(Rio de Janeiro, 2014)
Estudo de caso
Por Lívia Moura
Em 2014, o Rio Doce, que nasce no estado de Minas Gerais e desemboca no mar no Espírito Santo, foi atingido por uma dos maiores desastres ambientais do planeta com o rompimento das barragens da mineradora Vale do Rio Doce em Mariana, Minas Gerais. Logo depois, como um ato de protesto e rezo, organizei a co-criação de um ritual na praia de Ipanema onde participaram: Lula Bulcão, Beth Albano, Letícia Mattoso, Zahy Guajajara, Dasha Lavrennikov, Cordélia Fourneau, Guilherme Vergara, Jessica Gogan, Mercedes Lachmann, Inaê Moreira, Izabela, Verônica D’Orey, Barbara Zaniek, dentre outras pessoas que estavam ali presentes.
Começamos o ritual no asfalto pintando os personagens atingidos pela tragédia sobre nossos corpos e pendurando peixes mortos no pescoço. Zahy Guajajara pintou nosso rosto com urucum, pintamos cartazes e enchemos de lama peixes que foram comprados na feira. Construímos, neste momento, uma espécie de altar com flores, cartazes e peixes e, em seguida, deitamos “mortos” junto com eles no asfalto.
Fomos depois para a areia onde criamos uma roda em torno do “altar- funerário” e do cartaz feito pela designer Verônica D’Orey escrito: “Somos o Rio Doce: ritual de sublimação do asfalto ao mar”. Fizemos algumas respirações em conjunto e começamos a nos enlamear ao som do lamento tupi guarani em forma de canto de Zahy Guajajara.
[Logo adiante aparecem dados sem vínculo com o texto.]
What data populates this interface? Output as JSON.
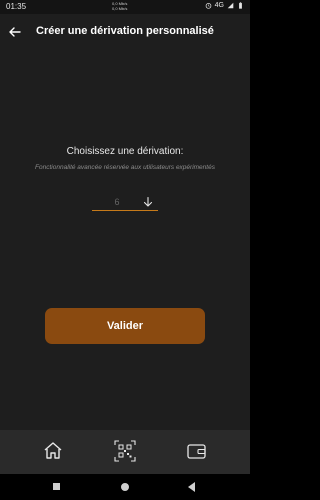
{
  "status": {
    "time": "01:35",
    "net_up": "0,0 Mb/s",
    "net_down": "0,0 Mb/s",
    "network": "4G"
  },
  "header": {
    "title": "Créer une dérivation personnalisé",
    "back_icon": "arrow-left-icon"
  },
  "main": {
    "prompt": "Choisissez une dérivation:",
    "subprompt": "Fonctionnalité avancée réservée aux utilisateurs expérimentés",
    "derivation_value": "6",
    "dropdown_icon": "arrow-down-icon",
    "submit_label": "Valider"
  },
  "bottom_nav": {
    "items": [
      "home-icon",
      "qr-code-icon",
      "wallet-icon"
    ]
  },
  "colors": {
    "accent": "#c67a1a",
    "button": "#8a4a10",
    "background": "#1e1e1e"
  }
}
Pegamos os baldes cheios de lama e as jogamos sobre a cabeça de cada um de nós.
Dasha, Inaê e Isabela encabeçaram a formação de um “rio”, onde fomos nos arrastando, sendo puxados uns pelos outros, numa espécie de “contato e improvisação” compondo um corpo único e orgânico rumo ao mar. Fomos guiados pela voz de Zahy e por Letícia Mattoso – que improvisamente colocou um enorme cocar e ergueu solenemente diante de todos o maior peixe morto (todo enlameado). Foi um arrastamento lento, sofrido, parecia que o mar nunca iria chegar e a areia arranhava nossa pele ardida e comum.
Para, finalmente, desaguarmos no mar…
Jogamos as flores e também os peixes pequenos para que outros peixes pudessem comê-los. Voltamos para o asfalto, enquanto Beth Albano tocava lamentos sobre as águas. Por fim, fomos para a casa de Cordélia, onde cozinhamos o peixe grande e o comemos.